Ayat 2 Tawarikh 32:6 mencatat momen krusial dalam sejarah Kerajaan Yehuda di bawah kepemimpinan Raja Hizkia. Saat itu, Kerajaan Asyur, sebuah imperium yang ditakuti dan perkasa, di bawah pimpinan Sanherib, menginvasi wilayah Yehuda. Ancaman ini begitu nyata dan mengerikan, mengguncang fondasi keamanan dan keberlangsungan hidup bangsa. Yerusalem, jantung spiritual dan politik, berada di ambang kehancuran.
Dalam situasi yang penuh keputusasaan ini, Raja Hizkia tidak memilih untuk menyerah pada kepanikan atau mengandalkan kekuatan militer semata. Sebaliknya, ia menunjukkan kepemimpinan yang luar biasa dengan mengumpulkan para pemimpin bangsa. Pertemuan ini bukanlah rapat strategi militer biasa, melainkan sebuah penguatan mental dan spiritual. Hizkia berbicara "kepada hati mereka," sebuah ungkapan yang menekankan kedalaman pesannya.
Inti dari pidatonya adalah seruan untuk "kuat dan berani!" Ia secara eksplisit meminta mereka untuk tidak takut atau gentar menghadapi kekuatan Asyur. Ajakan ini mungkin terdengar kontradiktif mengingat superioritas militer Asyur. Namun, Hizkia segera memberikan dasar dari keberanian tersebut. Ia menyatakan bahwa "yang menyertai kita lebih besar daripada yang menyertai dia." Pernyataan ini jelas merujuk pada Allah Yang Mahakuasa.
Kisah ini mengajarkan kita sebuah pelajaran berharga tentang sumber kekuatan sejati. Dalam menghadapi tantangan hidup yang terasa luar biasa, baik itu kesulitan pribadi, masalah pekerjaan, atau krisis yang lebih besar, ketakutan seringkali menjadi musuh terbesar kita. Namun, seperti yang ditunjukkan oleh Hizkia, ketakutan dapat diatasi dengan mengalihkan fokus kita. Alih-alih terpaku pada besarnya masalah atau kekuatan musuh, kita dipanggil untuk mengingat dan mengandalkan kehadiran Allah.
Kehadiran Allah yang menyertai kita bukan sekadar sebuah keyakinan pasif, melainkan sebuah kekuatan aktif yang mampu mengubah situasi yang paling genting sekalipun. Perkataan Hizkia adalah pengingat bahwa dalam pertarungan hidup, pertempuran seringkali dimulai dan dimenangkan di dalam hati. Ketika hati dipenuhi keberanian yang bersumber dari iman kepada Allah, maka segala rintangan yang tampak besar pun dapat dihadapi dengan teguh. Iman inilah yang memberikan perspektif baru, mengubahkan ketakutan menjadi ketabahan, dan keputusasaan menjadi harapan.
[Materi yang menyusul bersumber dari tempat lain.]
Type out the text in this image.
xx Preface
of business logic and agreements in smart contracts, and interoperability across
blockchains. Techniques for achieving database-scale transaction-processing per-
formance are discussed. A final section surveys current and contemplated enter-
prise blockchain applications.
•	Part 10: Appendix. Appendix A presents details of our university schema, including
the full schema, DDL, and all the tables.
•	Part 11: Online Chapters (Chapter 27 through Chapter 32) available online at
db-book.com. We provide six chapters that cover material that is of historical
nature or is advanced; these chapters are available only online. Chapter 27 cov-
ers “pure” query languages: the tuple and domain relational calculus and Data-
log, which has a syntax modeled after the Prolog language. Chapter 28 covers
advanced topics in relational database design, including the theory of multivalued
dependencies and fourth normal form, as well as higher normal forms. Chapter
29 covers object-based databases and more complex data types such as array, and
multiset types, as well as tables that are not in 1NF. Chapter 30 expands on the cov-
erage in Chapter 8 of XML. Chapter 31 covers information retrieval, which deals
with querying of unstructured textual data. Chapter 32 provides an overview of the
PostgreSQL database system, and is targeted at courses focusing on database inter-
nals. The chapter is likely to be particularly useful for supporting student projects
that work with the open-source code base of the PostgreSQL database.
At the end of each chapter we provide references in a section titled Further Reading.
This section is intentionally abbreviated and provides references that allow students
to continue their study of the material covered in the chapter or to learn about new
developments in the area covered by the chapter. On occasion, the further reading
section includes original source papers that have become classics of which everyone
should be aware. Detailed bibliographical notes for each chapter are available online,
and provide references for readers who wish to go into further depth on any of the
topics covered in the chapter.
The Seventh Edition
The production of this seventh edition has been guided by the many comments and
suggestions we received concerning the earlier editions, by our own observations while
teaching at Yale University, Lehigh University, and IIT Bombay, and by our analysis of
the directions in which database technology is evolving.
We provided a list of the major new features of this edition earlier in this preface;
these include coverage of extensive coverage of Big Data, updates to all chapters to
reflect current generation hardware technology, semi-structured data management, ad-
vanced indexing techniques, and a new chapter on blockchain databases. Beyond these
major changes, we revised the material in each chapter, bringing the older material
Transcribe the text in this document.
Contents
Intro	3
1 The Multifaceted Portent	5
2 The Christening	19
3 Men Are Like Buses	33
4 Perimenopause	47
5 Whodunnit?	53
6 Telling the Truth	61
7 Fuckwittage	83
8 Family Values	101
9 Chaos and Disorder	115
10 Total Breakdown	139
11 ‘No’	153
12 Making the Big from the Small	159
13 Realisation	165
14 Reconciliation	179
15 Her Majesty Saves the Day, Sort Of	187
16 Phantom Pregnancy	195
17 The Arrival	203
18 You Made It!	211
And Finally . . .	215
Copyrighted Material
Kisah Hizkia dan Yerusalem kemudian terbukti. Allah campur tangan dengan ajaib, mengalahkan tentara Asyur dalam satu malam, menyelamatkan kota dan rakyatnya. Ini menegaskan kebenaran perkataan Hizkia: kekuatan yang menyertai umat-Nya jauh melampaui segala kekuatan duniawi. 2 Tawarikh 32:6 mengingatkan kita untuk selalu mendasarkan keberanian kita pada Allah, bukan pada keadaan.